Tnrc6a

Cell lysate was prepared with RIPA buffer as mentioned above, incubated with antibody against TRIM65 (Abcam), TNRC6A (Abcam) or IgG (Santa Cruz Biotech., Santa Cruz, CA, USA) for 2 h, and then with protein A/G Plus agarose beads (Santa Cruz Biothech.) for 1 h. Immunoprecipitates were washed three times with RIPA buffer, fractionated by SDS-PAGE, and detected by western blotting with primary antibodies against TRIM65, TNRC6A, and ubiquitin (Abcam).

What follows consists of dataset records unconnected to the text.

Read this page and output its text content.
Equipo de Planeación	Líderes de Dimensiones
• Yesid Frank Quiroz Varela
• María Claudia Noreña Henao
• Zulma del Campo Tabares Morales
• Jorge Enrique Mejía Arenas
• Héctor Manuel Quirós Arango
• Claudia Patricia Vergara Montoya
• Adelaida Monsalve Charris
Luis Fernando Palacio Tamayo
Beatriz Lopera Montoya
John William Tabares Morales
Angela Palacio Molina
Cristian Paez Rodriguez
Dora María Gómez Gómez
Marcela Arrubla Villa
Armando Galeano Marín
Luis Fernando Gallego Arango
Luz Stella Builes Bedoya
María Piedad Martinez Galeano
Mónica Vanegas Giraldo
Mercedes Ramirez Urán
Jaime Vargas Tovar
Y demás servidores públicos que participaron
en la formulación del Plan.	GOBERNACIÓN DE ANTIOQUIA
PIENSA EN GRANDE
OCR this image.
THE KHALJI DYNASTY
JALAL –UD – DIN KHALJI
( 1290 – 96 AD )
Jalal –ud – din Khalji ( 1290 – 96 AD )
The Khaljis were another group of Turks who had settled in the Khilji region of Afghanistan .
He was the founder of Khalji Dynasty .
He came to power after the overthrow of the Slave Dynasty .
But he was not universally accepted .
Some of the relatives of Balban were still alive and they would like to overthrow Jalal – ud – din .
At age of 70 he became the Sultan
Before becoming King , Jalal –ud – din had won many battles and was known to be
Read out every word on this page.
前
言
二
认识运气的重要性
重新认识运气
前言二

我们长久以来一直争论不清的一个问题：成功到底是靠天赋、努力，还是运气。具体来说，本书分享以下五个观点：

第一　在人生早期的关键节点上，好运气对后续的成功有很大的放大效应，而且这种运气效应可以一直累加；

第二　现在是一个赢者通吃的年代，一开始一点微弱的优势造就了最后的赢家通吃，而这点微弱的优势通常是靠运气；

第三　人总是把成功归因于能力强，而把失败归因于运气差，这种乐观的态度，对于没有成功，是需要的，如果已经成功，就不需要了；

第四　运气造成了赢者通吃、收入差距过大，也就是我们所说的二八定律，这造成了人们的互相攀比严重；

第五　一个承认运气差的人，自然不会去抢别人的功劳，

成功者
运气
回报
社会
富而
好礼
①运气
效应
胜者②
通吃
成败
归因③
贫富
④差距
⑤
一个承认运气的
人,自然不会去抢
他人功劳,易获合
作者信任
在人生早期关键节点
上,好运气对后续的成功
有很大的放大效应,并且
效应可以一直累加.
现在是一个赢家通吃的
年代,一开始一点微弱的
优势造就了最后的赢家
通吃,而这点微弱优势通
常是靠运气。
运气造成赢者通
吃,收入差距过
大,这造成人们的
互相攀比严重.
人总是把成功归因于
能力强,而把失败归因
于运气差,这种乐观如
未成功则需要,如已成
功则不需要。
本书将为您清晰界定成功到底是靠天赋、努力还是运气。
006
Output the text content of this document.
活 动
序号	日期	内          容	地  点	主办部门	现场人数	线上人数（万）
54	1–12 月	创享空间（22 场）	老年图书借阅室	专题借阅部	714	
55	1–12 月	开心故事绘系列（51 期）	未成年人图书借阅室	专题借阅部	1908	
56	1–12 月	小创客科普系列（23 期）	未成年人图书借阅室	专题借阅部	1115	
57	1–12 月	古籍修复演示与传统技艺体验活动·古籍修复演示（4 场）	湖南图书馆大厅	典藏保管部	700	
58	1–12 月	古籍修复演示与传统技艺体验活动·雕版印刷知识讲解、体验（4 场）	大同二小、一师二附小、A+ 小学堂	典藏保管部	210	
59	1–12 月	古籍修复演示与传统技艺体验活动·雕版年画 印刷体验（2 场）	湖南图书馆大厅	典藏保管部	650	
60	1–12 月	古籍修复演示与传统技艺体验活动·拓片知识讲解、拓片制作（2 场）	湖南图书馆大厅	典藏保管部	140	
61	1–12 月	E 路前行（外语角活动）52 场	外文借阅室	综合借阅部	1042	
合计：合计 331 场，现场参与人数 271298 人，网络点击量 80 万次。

After washing twice with ice-cold phosphate-buffered saline (PBS), the cells were incubated at 4 °C with RIPA buffer supplemented with a proteinase inhibitor cocktail (JRDUN biotech, Shanghai, China) for 30 min. Subsequently, the samples were centrifuged at 12,000 r.p.m. for 15 min at 4 °C, and the supernatant was collected for sodium dodecyl sulfate-polyacrylamide gel electrophoresis (SDS-PAGE). Protein on the gels were electrophoretically transferred to a nitrocellulose membrane (Millipore, Bredford, MA, USA), and probed with primary antibodies against TRIM65 (Abcam, Cambridge, MA, USA; 1:1000 dilution), TNRC6A (Abcam; 1:1000 dilution), ATG7 (Abcam; 1:200 dilution), LC3 (Abcam; 1:2000 dilution) or cleaved caspase3 (Abcam; 1:1000 dilution). After incubation with an HRP-conjugated secondary antibody (Beyotime, Shanghai, China; 1:1000 dilution), signals were detected using an enhanced chemiluminescence (ECL) detection kit (Millipore). The membrane was probed with a primary antibody against GAPDH (Cell Signaling Technology, Danvers, MA, USA; 1:2000 dilution) for equal loading control.